We have already applied linear interpolation in a previous assignment¹ to estimate the missing measurements of a function $$y = f(x)$$ on the basis of known measurements. We assumed that the function was measured for the $$x$$-values 1, 2, …, 100.

In this assignment we will extend this technique for a variable number of measurement points $$x_i$$ ($$1 \leq i \leq n$$) which do not necessarily coincide with the integers, and which may even have different distances between them. The only thing we assume is that $$x_i < x_j$$ is always valid if $$i < j$$, in other words, that increasing $$x$$-values were applied when measuring (or that the measurements were sorted in that order).

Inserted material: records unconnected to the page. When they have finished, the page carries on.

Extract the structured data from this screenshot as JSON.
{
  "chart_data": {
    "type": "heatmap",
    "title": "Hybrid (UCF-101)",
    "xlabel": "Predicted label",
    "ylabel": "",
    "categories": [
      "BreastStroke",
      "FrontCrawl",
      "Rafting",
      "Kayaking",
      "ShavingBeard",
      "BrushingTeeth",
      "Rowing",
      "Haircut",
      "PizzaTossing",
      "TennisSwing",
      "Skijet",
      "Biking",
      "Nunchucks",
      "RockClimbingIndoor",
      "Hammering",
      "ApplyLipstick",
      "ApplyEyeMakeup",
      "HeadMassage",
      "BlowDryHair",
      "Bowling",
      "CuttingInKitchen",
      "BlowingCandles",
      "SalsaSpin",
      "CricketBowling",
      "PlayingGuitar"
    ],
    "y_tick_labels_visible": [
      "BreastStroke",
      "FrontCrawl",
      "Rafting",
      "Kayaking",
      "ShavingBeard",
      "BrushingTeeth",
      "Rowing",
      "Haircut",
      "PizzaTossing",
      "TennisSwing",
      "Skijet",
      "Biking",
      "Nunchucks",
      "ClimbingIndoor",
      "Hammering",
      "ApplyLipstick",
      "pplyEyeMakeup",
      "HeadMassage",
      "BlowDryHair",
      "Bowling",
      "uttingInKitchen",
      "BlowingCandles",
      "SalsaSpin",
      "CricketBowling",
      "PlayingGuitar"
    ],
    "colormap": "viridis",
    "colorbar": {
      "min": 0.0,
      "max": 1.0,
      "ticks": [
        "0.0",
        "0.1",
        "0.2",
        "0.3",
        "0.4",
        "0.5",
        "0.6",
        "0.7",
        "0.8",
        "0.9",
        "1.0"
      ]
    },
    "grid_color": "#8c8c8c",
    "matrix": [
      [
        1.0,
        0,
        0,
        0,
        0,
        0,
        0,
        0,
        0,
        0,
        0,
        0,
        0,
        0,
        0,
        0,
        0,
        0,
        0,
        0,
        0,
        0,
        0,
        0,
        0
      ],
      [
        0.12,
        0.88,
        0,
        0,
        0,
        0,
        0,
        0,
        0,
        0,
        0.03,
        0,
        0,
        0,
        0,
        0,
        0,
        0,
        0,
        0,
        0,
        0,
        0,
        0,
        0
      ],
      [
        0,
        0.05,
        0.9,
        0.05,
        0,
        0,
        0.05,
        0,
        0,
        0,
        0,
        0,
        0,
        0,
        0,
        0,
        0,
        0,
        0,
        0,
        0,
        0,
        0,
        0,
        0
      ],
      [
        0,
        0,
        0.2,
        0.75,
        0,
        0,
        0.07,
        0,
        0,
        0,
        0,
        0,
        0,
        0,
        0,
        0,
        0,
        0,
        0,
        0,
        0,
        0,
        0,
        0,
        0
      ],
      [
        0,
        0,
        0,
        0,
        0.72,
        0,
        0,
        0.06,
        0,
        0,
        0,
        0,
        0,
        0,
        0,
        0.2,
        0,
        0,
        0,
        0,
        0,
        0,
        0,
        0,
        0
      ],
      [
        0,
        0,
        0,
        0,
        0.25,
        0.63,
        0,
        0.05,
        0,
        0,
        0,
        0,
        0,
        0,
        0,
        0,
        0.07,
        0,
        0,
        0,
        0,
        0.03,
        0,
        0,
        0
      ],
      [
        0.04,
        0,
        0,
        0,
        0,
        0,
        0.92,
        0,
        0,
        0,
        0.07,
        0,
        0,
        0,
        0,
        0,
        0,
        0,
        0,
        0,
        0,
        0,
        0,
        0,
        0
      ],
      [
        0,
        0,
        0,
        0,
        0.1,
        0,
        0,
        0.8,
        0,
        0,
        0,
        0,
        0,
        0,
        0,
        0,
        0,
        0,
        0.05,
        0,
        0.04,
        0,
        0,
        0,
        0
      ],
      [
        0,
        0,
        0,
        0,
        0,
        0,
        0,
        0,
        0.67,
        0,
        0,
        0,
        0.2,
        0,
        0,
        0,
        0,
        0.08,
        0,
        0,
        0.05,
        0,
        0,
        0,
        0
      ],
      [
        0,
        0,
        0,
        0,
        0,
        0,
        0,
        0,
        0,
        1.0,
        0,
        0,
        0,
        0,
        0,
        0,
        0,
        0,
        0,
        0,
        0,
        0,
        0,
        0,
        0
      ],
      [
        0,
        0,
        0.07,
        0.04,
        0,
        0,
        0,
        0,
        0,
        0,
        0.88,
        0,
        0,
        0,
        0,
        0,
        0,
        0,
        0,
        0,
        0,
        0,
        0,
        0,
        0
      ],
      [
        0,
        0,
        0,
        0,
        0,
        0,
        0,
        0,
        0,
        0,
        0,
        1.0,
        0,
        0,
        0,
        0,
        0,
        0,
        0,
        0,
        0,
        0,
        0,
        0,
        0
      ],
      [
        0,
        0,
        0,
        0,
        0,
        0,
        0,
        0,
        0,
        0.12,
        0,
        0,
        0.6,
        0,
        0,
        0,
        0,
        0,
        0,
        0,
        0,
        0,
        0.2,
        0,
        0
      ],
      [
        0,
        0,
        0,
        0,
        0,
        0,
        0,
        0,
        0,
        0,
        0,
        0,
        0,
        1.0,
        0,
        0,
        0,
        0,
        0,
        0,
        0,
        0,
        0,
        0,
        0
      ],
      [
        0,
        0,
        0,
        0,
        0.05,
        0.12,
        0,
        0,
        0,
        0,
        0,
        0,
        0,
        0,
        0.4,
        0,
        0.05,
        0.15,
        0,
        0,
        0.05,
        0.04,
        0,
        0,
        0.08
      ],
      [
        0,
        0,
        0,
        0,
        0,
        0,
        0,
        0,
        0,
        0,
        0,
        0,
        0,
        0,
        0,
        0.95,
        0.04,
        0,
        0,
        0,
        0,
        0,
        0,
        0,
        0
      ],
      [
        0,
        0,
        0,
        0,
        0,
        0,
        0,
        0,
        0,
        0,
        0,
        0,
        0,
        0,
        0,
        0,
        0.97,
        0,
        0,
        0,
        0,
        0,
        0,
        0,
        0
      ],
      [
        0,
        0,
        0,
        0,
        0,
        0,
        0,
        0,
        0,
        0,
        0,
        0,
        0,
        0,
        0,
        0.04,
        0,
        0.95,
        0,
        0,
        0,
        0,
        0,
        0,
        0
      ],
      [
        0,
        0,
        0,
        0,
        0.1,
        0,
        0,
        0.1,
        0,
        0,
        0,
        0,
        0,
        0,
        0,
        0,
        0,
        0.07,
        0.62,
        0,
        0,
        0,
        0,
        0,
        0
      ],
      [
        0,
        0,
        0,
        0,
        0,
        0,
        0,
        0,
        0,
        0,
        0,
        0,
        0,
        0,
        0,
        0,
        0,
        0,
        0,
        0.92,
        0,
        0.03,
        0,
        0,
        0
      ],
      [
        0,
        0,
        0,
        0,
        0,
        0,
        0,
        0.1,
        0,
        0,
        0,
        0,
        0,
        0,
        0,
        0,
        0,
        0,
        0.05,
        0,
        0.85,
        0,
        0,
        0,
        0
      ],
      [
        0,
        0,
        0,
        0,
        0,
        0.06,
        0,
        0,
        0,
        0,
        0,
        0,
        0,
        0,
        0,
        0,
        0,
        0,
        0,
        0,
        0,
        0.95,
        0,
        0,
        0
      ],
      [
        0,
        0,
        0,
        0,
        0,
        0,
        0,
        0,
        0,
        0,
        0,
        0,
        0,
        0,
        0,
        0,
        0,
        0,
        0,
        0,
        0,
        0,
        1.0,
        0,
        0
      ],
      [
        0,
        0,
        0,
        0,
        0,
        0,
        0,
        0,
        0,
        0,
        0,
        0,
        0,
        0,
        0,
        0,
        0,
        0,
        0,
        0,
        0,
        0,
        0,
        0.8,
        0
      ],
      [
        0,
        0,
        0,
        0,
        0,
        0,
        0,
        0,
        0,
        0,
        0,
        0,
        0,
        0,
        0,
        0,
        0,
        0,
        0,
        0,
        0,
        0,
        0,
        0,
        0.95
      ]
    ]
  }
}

To estimate the value $$y_s = f(x_s)$$ which matches the $$x$$-value $$x_s$$ — which lies between the successive $$x$$-values $$x_i$$ and $$x_{i+1}$$ — we still use the formula for linear interpolation: \[ y_s = y_i + (x_s-x_i)\frac{(y_{i+1}-y_i)}{(x_{i+1}-x_i)} \]

example of linear interpolation

Assignment

Write a function interpolationto which two arguments must be passed. The first argument is a list of measurement points, where each measurement point is represented as a tuple $$(x, y)$$ where $$x, y \in \mathbb{R}$$. The second argument is a number l $$x_s \in \mathbb{R}$$. If the $$x$$-values of the given measurement points are not give in ascending order, then the function should return the string 'invalid input'. If the given $$x$$-value $$x_s$$ is not within the range of the measurement points ($$x_s < x_1$$ of $$x_s > x_n$$), then the function should return the string 'out of range'. Otherwise the function should return the $$y$$-value $$y_s \in \mathbb{R}$$ that, according to the principle of linear interpolation, corresponds with the given $$x$$-value $$x_s$$.

Example

>>> interpolation([(4.88, -2.15), (6.42, -0.45), (6.99, 3.93), (7.69, -3.64)], 5.45)
-1.5207792207792203
>>> interpolation([(3.3, 1.26), (4.25, -0.27), (6.17, 3.53), (8.16, 2.47)], 8.11)
2.496633165829146
>>> interpolation([(2.24, 1.66), (3.5, 0.43), (3.96, -0.57), (4.35, -0.25)], 5.56)
'out of range'
>>> interpolation([(2.61, -1.97), (1.66, -0.05), (3.33, -0.93), (5.18, -0.58)], 7.1)
'invalid input'